Por João Zisman: O jogo da sucessão no Paraná começa a se desenhar

A pesquisa também revela um dado político importante para compreender o ambiente da sucessão estadual

Por João Zisman: O jogo da sucessão no Paraná começa a se desenhar
Por João Zisman: O jogo da sucessão no Paraná começa a se desenhar

Por João Zisman - 14/03/2026 16:02:10 | Foto: Divulgação

A sucessão ao governo do Paraná ainda está distante no calendário eleitoral, mas alguns sinais importantes do cenário político começam a aparecer com mais nitidez. A pesquisa divulgada pela Paraná Pesquisas no início de março oferece um retrato inicial desse ambiente e permite observar como o tabuleiro da disputa começa a se organizar antes mesmo de a eleição entrar plenamente no debate público. Realizado entre os dias 1º e 4 de março com 1.500 eleitores distribuídos em 55 municípios do estado, o levantamento apresenta uma fotografia que, embora preliminar, ajuda a identificar posições iniciais, forças políticas em movimento e o estágio de consolidação das possíveis candidaturas.

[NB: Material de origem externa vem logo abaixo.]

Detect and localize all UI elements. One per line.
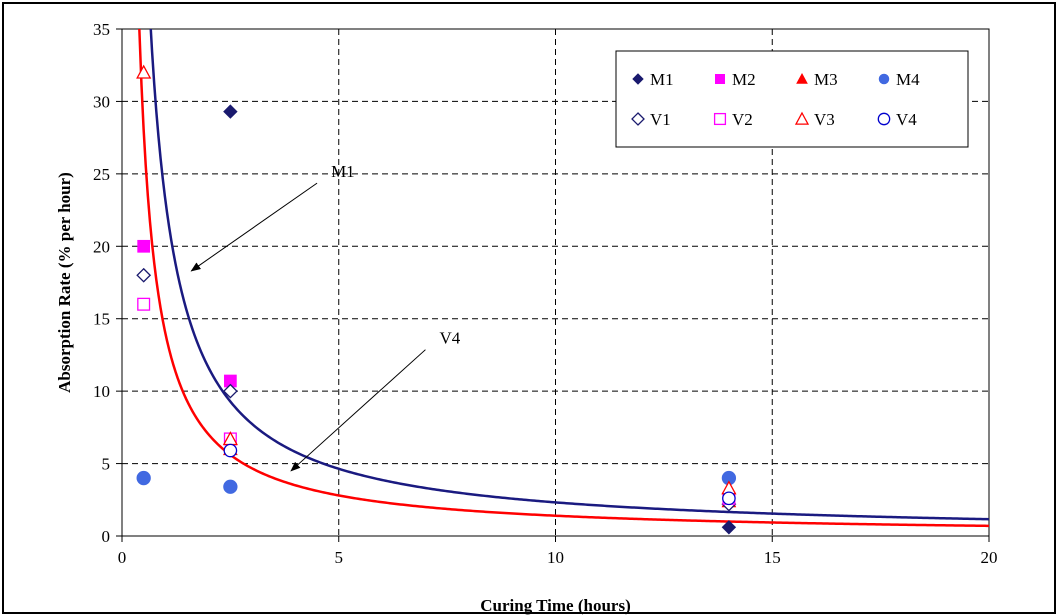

Nos cenários estimulados para governador, Sergio Moro aparece na liderança em todas as simulações testadas. No confronto com Alexandre Curi registra 44% das intenções de voto. Quando o adversário testado é Rafael Greca, aparece com 40,1%. Em uma simulação mais enxuta, alcança 47%. São números expressivos para um momento em que a eleição ainda está distante e as candidaturas sequer estão formalmente definidas. Esse desempenho indica elevado nível de reconhecimento junto ao eleitorado e sugere que sua presença no debate público permanece relevante mesmo fora de um contexto imediato de campanha.

A pesquisa também revela um dado político importante para compreender o ambiente da sucessão estadual. O governador Ratinho Junior apresenta níveis extremamente elevados de aprovação. Segundo o levantamento, 84,3% dos entrevistados aprovam sua gestão, enquanto 70,9% classificam o governo como ótimo ou bom. Índices dessa magnitude são pouco comuns para governadores que se aproximam do final do mandato e indicam que o atual governo permanece como um dos principais ativos políticos do cenário estadual. Em processos sucessórios, avaliações tão positivas costumam exercer influência direta sobre a dinâmica eleitoral, seja pela expectativa de continuidade administrativa, seja pela capacidade do governante de influenciar a organização do campo político que sustenta sua gestão.

Outro aspecto relevante observado na pesquisa é a configuração ainda aberta do campo governista. Os cenários testados apresentam nomes como Alexandre Curi, Guto Silva e Rafael Greca, cada um com níveis distintos de intenção de voto, o que indica que o espaço político associado ao atual governo ainda não se concentrou em torno de uma única candidatura. Alexandre Curi registra 11,3% no cenário em que é testado, enquanto Rafael Greca aparece com 19,1%. Guto Silva oscila entre 4% e 5%, dependendo da simulação apresentada aos entrevistados. Esses números sugerem que, neste momento, o eleitorado identifica diferentes possibilidades dentro do campo político governista, sem que uma delas tenha ainda se consolidado como referência dominante para a sucessão.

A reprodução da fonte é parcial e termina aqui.